The plaintiffs are Ralph D. Kaiser, Inc. (“RDK”) and N. William Jarvis (“the Receiver”). 1 RDK claims to hold certain mortgages on the disputed property. On August 4, 1986, Techniarts Video, Inc., William Moore and Judith Deitz filed a complaint against the then-owner of the property, 1631 Kalorama Associates (“1631 Kalorama” 2 ), for breach of contract and related claims. On December 11, 1991, judgment was entered against 1631 Kalorama and in favor of Moore and Deitz in the amount of $131,055.13.

On March 11, 1991, RDK petitioned for appointment of a receiver for the property. A receiver was appointed the next day to *431 collect the rents and income from the property. No bond was required under the terms of this order. By order dated November 4, 1991, the receiver’s authority was expanded to that of a general receivership for the property and Jarvis was appointed to replace the prior receiver. At all relevant times since then, Jarvis was in possession of the property, collecting the rents, paying the bills and maintaining the property.
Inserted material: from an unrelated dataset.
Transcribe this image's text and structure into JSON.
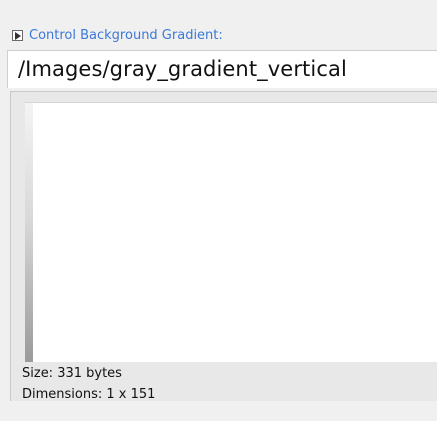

The November 4 order provided that “within 10 business days of the entry of this Order, the Receiver shall secure his performance with a bond in the amount of $2,500.00.” On December 10, 1991, Jarvis obtained a bond in the amount of $2,500.00. On or about December 10, 1991, Jarvis’s attorney attempted to post the bond with the court, but for unknown reasons the clerk did not accept the bond. However, by order dated October 18, 1993, the Superior Court accepted Jarvis’s bond nunc pro tunc to November 4, 1991. 3

During 1992, Moore and Deitz obtained a writ of fieri facias directing the sale of the property. An execution sale was held at which Moore and Deitz were the high bidders, at $1.00. Moore and Deitz had the debtor, a corporation which they own, substituted as the purchaser and the Marshal’s deed was issued to the debtor on January 7, 1993.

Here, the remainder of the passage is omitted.